Мастерсон удержался от того, чтобы рассмеяться, и серьезным тоном сказал:
— Я бы рад помочь, если у вас какие-то затруднения. Но я полицейский. И пришел сюда, чтобы получить нужные сведения, а не танцевать всю ночь.
— Не надо всю ночь. Бал заканчивается в одиннадцать тридцать. Это конкурс бальных танцев, который проводится в бальном зале Атенеум недалеко от Странда. Мы могли бы поговорить там.
— Проще было бы поговорить здесь.
На ее сердитом лице застыло упрямое выражение.
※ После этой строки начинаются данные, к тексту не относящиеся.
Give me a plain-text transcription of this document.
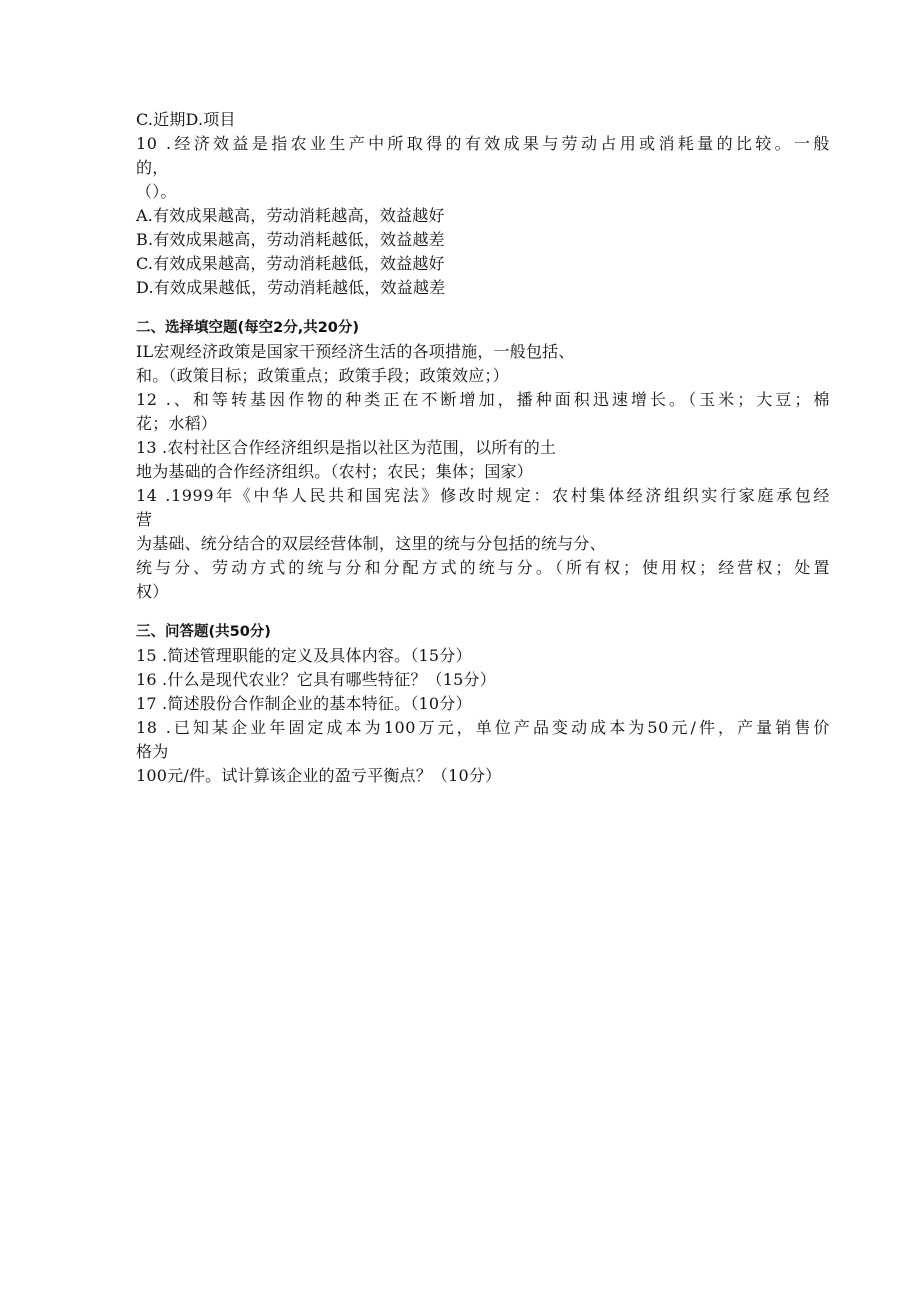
C.近期D.项目
10 .经济效益是指农业生产中所取得的有效成果与劳动占用或消耗量的比较。一般
的，
（）。
A.有效成果越高，劳动消耗越高，效益越好
B.有效成果越高，劳动消耗越低，效益越差
C.有效成果越高，劳动消耗越低，效益越好
D.有效成果越低，劳动消耗越低，效益越差
二、选择填空题(每空2分,共20分)
IL宏观经济政策是国家干预经济生活的各项措施，一般包括、
和。（政策目标；政策重点；政策手段；政策效应；）
12 .、和等转基因作物的种类正在不断增加，播种面积迅速增长。（玉米；大豆；棉
花；水稻）
13 .农村社区合作经济组织是指以社区为范围，以所有的土
地为基础的合作经济组织。（农村；农民；集体；国家）
14 .1999年《中华人民共和国宪法》修改时规定：农村集体经济组织实行家庭承包经
营
为基础、统分结合的双层经营体制，这里的统与分包括的统与分、
统与分、劳动方式的统与分和分配方式的统与分。（所有权；使用权；经营权；处置
权）
三、问答题(共50分)
15 .简述管理职能的定义及具体内容。（15分）
16 .什么是现代农业？它具有哪些特征？（15分）
17 .简述股份合作制企业的基本特征。（10分）
18 .已知某企业年固定成本为100万元，单位产品变动成本为50元/件，产量销售价
格为
100元/件。试计算该企业的盈亏平衡点？（10分）
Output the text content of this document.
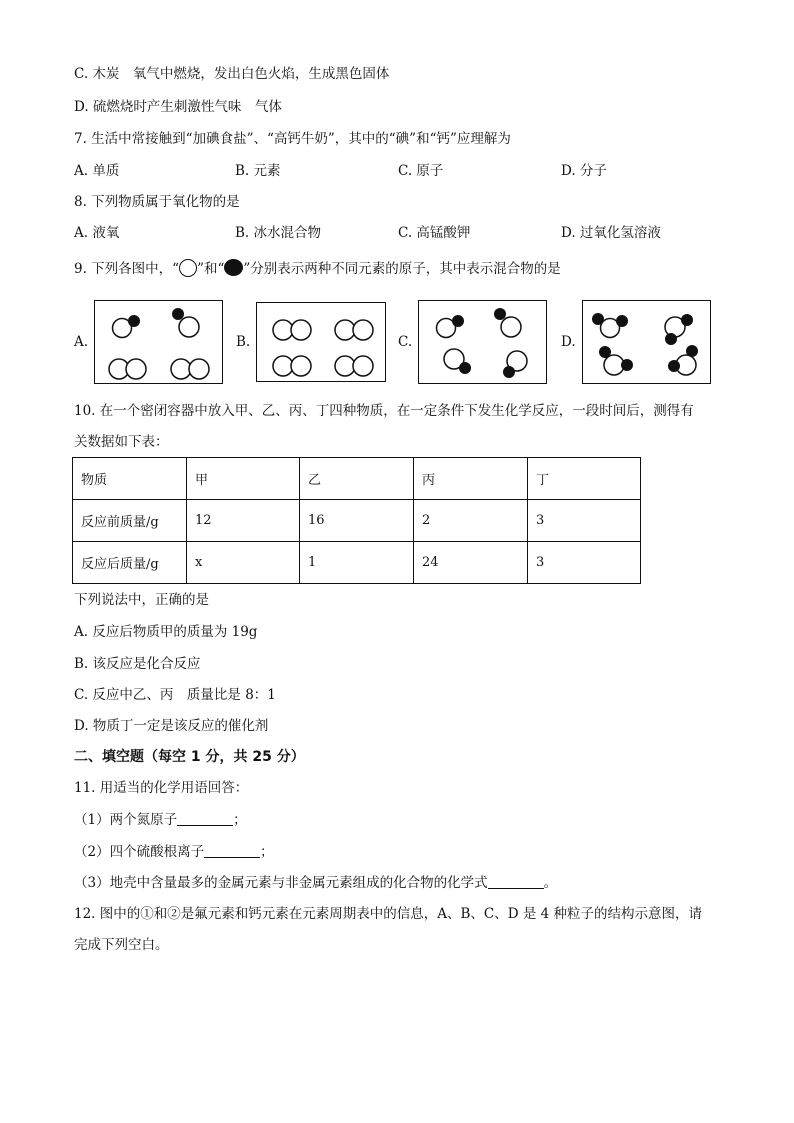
C. 木炭　氧气中燃烧，发出白色火焰，生成黑色固体
D. 硫燃烧时产生刺激性气味　气体
7. 生活中常接触到“加碘食盐”、“高钙牛奶”，其中的“碘”和“钙”应理解为
A. 单质	B. 元素	C. 原子	D. 分子
8. 下列物质属于氧化物的是
A. 液氧	B. 冰水混合物	C. 高锰酸钾	D. 过氧化氢溶液
9. 下列各图中，“ ”和“ ”分别表示两种不同元素的原子，其中表示混合物的是
A.	B.	C.	D.
10. 在一个密闭容器中放入甲、乙、丙、丁四种物质，在一定条件下发生化学反应，一段时间后，测得有
关数据如下表：
物质	甲	乙	丙	丁
反应前质量/g	12	16	2	3
反应后质量/g	x	1	24	3
下列说法中，正确的是
A. 反应后物质甲的质量为 19g
B. 该反应是化合反应
C. 反应中乙、丙　质量比是 8：1
D. 物质丁一定是该反应的催化剂
二、填空题（每空 1 分，共 25 分）
11. 用适当的化学用语回答：
（1）两个氮原子	；
（2）四个硫酸根离子	；
（3）地壳中含量最多的金属元素与非金属元素组成的化合物的化学式	。
12. 图中的①和②是氟元素和钙元素在元素周期表中的信息，A、B、C、D 是 4 种粒子的结构示意图，请
完成下列空白。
— Я не буду разговаривать здесь.
Она говорила с капризной настойчивостью хнычущего ребенка. Но вдруг она твердым голосом объявила ультиматум:
— Или бал, или никаких сведений.
Они молча смотрели друг на друга. Мастерсон размышлял. Сама идея, конечно, была нелепой, но он ничего от нее сегодня не добьется, если не согласится. Далглиш послал его в Лондон за сведениями, и самолюбие не позволяло ему вернуться в Дом Найтингейла без них. А что скажет его самолюбие, если он проведет остаток вечера в качестве кавалера этой размалеванной старой карги? Танцы сами по себе трудности не представляли. Этому умению, не самому важному в числе прочих, его научила Сильвия. Это была беспутная блондинка на десять лет старше его, жена скучного управляющего банком, которому сам Бог велел наставить рога. Сильвия была помешана на бальных танцах, и они вместе продвигались вперед от конкурса к конкурсу (бронзовая, серебряная и, наконец, золотая медаль), пока муж не начал действовать чересчур угрожающе; тогда Сильвия стала намекать на развод, а Мастерсон благоразумно решил, что их отношения исчерпали свою полезность, не говоря уж о его способности к дальнейшим бальным экзерсисам, и что честолюбивому человеку, ищущему предлог, чтобы какое-то время вести относительно правильный образ жизни, служба в полиции давала возможность сделать неплохую карьеру. С тех пор его отношение к женщинам и танцам изменилось, да и времени для того и другого стало меньше. Однако Сильвия сыграла свою полезную роль. Как говорили в Школе криминалистики, в полицейской службе всякое умение пригодится.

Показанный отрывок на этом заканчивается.